While some of these numbers might not seem particularly encouraging, they provide us important information about which members we need to bring around on these issues, so we can educate them and put pressure from their districts. There was a time when you could hardly scrounge up people to vote against the war in Afghanistan, and we blew expectations out of the water on that vote yesterday. There is much work left to be done, but we have a strong foundation for success.

5 replies »

  1. Thanks Rebecca, This is a very helpful breakdown of some of the important votes on amendments to the NDAA. It’s also nice to have your encouraging perspective and to have the links to the roll call votes on the amendments that you wrote about.

    I was happy to see that my Representative, Paul Tonko, came down on the peaceful side of all of these votes.

  2. The House ‘action’ was little more than what the Prez has already stated … out by 2014. Not like the Reps went out on a limb.

    • There is significance in continuing to beat this drum, including encouraging the president to complete the withdrawal sooner, especially as the administration is in the midst of deciding about post-2014 troop levels. We know that the administration took note of a similar vote in the Senate last year.

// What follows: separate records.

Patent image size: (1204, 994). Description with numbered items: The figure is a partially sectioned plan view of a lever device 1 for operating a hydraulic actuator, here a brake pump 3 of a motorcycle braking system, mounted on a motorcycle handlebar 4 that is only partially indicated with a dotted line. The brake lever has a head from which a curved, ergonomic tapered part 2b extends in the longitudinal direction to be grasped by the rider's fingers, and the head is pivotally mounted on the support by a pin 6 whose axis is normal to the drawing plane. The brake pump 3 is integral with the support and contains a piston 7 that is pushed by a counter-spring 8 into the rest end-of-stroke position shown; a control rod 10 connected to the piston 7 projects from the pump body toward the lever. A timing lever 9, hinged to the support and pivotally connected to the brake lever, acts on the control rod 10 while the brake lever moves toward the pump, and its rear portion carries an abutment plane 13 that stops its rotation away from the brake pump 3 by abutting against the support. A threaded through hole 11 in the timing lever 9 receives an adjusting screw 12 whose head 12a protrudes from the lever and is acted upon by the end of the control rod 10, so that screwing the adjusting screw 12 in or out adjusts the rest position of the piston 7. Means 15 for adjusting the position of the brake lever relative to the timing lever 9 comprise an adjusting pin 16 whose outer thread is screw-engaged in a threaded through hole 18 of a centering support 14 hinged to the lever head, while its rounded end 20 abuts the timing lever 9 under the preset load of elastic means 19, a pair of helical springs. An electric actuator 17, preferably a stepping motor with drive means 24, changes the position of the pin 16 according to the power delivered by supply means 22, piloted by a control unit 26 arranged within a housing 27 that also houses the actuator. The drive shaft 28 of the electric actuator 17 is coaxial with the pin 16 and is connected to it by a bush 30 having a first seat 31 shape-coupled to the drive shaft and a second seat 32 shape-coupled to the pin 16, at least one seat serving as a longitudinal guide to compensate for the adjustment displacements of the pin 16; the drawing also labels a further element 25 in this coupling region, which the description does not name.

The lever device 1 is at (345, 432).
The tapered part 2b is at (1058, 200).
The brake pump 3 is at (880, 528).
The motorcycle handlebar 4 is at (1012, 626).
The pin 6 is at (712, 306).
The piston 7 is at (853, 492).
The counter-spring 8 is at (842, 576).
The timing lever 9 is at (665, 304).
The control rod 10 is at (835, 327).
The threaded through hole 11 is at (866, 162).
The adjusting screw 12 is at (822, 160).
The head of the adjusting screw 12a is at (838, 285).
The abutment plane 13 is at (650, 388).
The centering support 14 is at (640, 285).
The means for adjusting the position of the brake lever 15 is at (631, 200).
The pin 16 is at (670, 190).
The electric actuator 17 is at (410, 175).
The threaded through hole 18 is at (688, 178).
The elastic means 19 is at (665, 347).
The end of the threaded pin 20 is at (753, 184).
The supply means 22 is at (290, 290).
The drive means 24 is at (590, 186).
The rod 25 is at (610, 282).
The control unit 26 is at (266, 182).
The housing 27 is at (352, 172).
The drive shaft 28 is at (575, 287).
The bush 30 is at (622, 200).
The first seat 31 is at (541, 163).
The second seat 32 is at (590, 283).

  3. To the extent that Congressional love for military spending is about pork barrel, following the lead of our own military leaders in calling for greening the whole nation’s energy supply as doing more for national security than anything the military can do with weapons should help. Our military loves renewable energy. Replacing most diesel generators with solar panels and batteries and getting algal diesel in kit form (grow your own algae in plastic bags–press for oil and make diesel right on base), saved them quite a bit of money and the lives of many soldiers. Supply lines have always been the Achilles heel of every military.